By redesigning this region, the research team enhanced therapeutic protein production efficiency and overcame previous limitations of reduced efficacy in aging and obese conditions. In aging and obese states, cells experience high oxidative stress, which can impair their ability to produce proteins.
The research team analyzed extensive biodata to identify 5′UTR sequences that enable more efficient protein production across various cellular environments. The process utilized multiple analytical techniques including large-scale tissue transcriptome analysis (RNA-seq) for measuring gene activity, single-cell transcriptome analysis (scRNA-seq) for examining gene expression at individual cell levels, and ribosome profiling (Ribo-seq) for measuring actual protein production efficiency.
When the new mRNA therapeutics incorporating the identified high-performance 5′UTR sequences were applied to preclinical models of aging and obesity, significant improvements in protein production and immune response were observed in cells.
This research is expected to be applicable not only to mRNA vaccines but also to the development of various biopharmaceutical technologies including gene therapies and immunotherapies.
"This research identified design methods that enable mRNA to produce proteins more effectively by analyzing extensive biological data," said Professor Lee Young-seok. "This technology will serve as an important foundation for ensuring that mRNA vaccines and therapeutics work effectively even in environments where drug efficacy may be reduced, such as in elderly or obese patients."

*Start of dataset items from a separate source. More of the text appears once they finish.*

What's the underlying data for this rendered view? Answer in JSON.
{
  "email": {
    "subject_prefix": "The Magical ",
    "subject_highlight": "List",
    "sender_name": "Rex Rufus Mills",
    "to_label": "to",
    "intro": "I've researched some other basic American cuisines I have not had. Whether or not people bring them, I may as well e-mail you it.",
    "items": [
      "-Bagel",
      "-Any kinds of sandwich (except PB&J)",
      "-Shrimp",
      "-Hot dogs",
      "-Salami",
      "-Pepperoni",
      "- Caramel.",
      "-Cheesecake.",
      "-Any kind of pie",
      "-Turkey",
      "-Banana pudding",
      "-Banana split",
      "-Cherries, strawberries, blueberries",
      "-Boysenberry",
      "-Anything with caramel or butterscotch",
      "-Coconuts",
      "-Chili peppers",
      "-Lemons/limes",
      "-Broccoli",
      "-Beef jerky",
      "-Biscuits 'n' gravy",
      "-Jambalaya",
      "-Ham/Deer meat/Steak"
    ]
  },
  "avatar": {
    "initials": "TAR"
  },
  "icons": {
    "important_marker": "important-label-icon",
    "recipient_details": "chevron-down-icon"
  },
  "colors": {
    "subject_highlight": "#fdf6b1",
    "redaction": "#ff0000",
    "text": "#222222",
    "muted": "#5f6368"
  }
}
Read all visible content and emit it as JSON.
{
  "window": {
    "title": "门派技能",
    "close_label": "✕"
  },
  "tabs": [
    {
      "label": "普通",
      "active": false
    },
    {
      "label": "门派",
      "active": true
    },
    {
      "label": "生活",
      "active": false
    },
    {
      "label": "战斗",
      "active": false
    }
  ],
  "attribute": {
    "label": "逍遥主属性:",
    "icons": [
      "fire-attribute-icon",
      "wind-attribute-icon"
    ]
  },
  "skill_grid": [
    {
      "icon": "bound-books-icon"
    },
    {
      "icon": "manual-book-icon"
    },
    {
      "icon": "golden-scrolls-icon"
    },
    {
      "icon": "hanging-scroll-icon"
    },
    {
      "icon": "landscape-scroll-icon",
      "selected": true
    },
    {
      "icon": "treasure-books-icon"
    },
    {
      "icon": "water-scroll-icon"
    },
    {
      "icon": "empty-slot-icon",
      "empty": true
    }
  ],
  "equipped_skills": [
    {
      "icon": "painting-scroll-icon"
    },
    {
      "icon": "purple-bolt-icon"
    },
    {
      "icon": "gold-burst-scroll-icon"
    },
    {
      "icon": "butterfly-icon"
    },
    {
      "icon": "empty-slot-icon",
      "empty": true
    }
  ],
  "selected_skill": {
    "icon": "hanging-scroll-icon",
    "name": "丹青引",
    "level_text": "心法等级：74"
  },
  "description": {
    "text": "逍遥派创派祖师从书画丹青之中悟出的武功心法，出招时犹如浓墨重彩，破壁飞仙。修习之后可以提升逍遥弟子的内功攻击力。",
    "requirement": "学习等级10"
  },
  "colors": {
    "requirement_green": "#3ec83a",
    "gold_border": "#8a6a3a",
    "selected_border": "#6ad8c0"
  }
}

The research, with Dr. Yoon Su-bin of Catholic University of Korea and KAIST doctoral student Cho Hyung-gon as co-first authors, was published online on January 2 in Molecular Therapy (IF=12.0), a leading journal in gene and cell therapy.
The research was supported by the Ministry of Science and ICT's National Research Foundation of Korea's Excellent Young Researcher Program and Bio-Medical Development Project, the Ministry of Food and Drug Safety's Innovative Technology Support Research for Infectious Disease Response, and the Korea Health Industry Development Institute's Infectious Disease Prevention and Treatment Technology Development Project.